In a second term John Key would very likely need both for a majority. If the Maori party were to back a Labour-Green revision — and, remember, it issued a minority report to the select committee ETS study and seems so far not to have got much in return for its backing Smith’s bill — the game would be on again.
That would not be fun for businesses. Their interest lies in Labour and National sinking differences and settling the rules. Witness the lack of forestry investment during National’s long-drawn-out revision this year. Will Smith get new planting of 50,000 hectares a year to meet his 2020 emissions target?
Smith’s and Key’s abrupt gazumping of talks with Labour with their Maori party deal will, unless remedied, keep the uncertainty alive. This was old-fashioned hardball politics.
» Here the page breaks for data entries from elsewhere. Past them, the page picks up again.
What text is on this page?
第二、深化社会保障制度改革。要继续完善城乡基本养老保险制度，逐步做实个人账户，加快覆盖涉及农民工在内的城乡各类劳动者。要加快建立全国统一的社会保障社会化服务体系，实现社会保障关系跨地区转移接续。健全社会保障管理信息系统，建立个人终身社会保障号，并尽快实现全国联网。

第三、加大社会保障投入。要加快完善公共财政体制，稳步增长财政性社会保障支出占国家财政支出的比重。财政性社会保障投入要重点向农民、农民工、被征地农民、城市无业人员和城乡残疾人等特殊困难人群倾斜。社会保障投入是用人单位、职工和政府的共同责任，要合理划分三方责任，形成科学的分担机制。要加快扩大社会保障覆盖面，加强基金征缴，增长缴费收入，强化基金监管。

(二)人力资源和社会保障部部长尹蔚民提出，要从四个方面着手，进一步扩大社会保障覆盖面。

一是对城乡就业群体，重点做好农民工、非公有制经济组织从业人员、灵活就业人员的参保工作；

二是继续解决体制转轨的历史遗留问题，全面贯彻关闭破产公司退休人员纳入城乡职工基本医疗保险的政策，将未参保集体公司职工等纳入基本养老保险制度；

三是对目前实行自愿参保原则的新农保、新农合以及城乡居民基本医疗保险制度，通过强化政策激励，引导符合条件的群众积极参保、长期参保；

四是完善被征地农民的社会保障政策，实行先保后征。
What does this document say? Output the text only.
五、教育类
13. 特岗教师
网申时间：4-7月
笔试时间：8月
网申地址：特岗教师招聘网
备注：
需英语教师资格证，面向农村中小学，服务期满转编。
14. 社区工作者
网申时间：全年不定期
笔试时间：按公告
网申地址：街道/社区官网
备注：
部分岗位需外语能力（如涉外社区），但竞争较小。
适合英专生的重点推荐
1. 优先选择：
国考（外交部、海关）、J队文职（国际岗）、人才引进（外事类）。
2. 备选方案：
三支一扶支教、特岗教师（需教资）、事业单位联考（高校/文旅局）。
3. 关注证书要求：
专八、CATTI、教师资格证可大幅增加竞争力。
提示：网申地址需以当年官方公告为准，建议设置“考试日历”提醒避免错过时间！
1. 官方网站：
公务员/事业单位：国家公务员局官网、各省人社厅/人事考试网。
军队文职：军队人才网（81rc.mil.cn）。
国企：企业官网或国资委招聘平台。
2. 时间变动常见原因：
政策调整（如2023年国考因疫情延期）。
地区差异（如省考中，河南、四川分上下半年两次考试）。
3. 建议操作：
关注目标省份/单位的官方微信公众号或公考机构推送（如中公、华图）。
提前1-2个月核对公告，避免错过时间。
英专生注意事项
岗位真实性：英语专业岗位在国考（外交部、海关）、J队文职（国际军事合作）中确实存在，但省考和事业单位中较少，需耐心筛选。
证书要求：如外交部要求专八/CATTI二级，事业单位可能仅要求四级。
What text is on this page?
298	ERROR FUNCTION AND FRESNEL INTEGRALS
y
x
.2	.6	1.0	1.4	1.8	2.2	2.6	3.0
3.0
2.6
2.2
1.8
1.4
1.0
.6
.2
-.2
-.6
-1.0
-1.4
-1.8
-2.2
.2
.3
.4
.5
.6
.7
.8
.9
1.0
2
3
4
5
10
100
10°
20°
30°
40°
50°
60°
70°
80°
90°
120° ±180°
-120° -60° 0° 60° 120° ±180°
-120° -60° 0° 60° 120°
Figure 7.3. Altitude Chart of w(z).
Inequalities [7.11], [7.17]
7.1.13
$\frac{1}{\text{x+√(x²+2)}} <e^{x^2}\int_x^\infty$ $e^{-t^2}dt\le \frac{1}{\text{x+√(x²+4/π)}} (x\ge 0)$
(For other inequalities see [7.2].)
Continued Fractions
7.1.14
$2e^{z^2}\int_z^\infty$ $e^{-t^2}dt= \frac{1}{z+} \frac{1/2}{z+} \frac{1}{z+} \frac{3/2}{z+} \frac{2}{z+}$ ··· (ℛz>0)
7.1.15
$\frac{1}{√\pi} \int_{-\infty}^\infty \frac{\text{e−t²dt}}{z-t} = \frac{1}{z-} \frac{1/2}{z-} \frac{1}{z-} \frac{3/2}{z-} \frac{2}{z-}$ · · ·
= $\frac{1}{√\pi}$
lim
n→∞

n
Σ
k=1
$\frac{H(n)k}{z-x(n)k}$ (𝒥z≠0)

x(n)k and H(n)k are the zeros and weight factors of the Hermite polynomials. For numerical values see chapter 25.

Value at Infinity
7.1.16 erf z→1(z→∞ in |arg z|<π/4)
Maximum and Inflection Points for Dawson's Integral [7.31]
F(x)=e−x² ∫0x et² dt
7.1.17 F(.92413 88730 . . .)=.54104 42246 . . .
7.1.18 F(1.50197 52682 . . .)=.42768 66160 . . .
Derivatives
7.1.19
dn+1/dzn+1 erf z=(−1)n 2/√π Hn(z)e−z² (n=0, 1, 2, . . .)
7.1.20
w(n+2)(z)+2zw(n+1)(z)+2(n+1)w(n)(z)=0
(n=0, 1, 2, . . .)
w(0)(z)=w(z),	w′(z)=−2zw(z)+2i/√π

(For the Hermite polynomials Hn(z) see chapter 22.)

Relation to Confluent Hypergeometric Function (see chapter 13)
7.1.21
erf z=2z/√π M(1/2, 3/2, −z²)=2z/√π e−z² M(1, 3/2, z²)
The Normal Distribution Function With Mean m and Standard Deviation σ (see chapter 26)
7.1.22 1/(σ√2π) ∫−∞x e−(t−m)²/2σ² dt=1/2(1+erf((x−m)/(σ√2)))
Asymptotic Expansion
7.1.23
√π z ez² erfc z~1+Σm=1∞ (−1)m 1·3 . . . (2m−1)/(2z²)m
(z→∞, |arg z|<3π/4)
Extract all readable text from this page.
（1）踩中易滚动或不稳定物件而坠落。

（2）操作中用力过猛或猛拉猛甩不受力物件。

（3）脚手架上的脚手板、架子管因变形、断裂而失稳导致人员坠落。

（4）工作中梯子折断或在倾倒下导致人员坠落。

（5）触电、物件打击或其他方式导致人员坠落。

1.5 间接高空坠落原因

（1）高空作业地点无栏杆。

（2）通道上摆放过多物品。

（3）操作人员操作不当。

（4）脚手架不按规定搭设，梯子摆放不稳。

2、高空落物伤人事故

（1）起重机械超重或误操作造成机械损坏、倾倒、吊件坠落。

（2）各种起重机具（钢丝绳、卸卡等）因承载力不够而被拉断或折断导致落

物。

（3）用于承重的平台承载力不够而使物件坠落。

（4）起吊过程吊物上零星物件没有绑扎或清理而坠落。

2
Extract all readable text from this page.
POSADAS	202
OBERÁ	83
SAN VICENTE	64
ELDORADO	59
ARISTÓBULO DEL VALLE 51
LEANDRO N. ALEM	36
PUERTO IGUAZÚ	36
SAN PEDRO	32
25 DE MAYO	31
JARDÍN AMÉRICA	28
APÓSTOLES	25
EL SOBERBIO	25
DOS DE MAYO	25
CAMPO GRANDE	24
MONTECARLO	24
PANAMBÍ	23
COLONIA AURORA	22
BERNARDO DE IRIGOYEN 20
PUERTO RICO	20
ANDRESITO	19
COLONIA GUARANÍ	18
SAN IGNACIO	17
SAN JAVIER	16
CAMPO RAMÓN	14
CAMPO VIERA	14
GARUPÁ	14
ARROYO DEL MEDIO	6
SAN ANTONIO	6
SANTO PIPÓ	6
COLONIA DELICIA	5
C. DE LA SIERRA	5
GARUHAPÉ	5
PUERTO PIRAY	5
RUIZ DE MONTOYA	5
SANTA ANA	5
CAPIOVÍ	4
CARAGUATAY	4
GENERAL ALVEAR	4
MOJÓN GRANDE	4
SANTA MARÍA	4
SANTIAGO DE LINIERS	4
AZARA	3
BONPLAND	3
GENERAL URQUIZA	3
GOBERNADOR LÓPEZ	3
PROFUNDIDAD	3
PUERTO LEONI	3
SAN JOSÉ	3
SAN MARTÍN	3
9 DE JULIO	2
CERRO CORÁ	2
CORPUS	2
Key is not just a nice guy: there is cold steel under the smile.
The problem for Labour was and is that Smith’s ETS is the ETS you have when you are not having an ETS: no cap on emissions (so no “cap” in the “cap-and-trade”), a cap on price (so no “trade”, just tickle the taxpayer) and languorous phasedowns of gross emissions which pushes out hard decisions (if needed) into a misty future.
There are strong arguments for taking this line at this stage: agriculture is not yet in any other scheme and is generally greener here than most other places; we have huge tracts we can plant in trees to offset emissions; other countries are protecting their trade-exposed sectors and will likely cheat on whatever is agreed in the Copenhagen process; a too-pure New Zealand stands to lose economic output for no, or little, global environmental gain and maybe even global environmental loss.
But these arguments undermine Key’s butter-wouldn’t-melt-in-his-mouth protest in New York that New Zealand will be a fast follower. Even though the ETS is the first to include “all sectors, all gases”, its other features are of the slow-following variety.
Labour is not for slow-following. And there are strong arguments on its side: Horticulture New Zealand’s line that “retailers are the new regulators” in their drive for environment-friendly branding; the value of a strong country brand for product branding; opportunities for “green growth”; almost certain emissions growth under Smith’s ETS; Smith’s big bill for taxpayers.
So even if Labour and National get back talking, there are now big obstacles to bipartisan consensus, without significant concessions by National.
Who cares? The bill will pass. But that is after 15 years of to-and-fro inconclusiveness and maybe more to-and-fro to come.
The lesson is that consensus is unlikely for other economically critical issues, such as water. Majority rules. As Bradford found.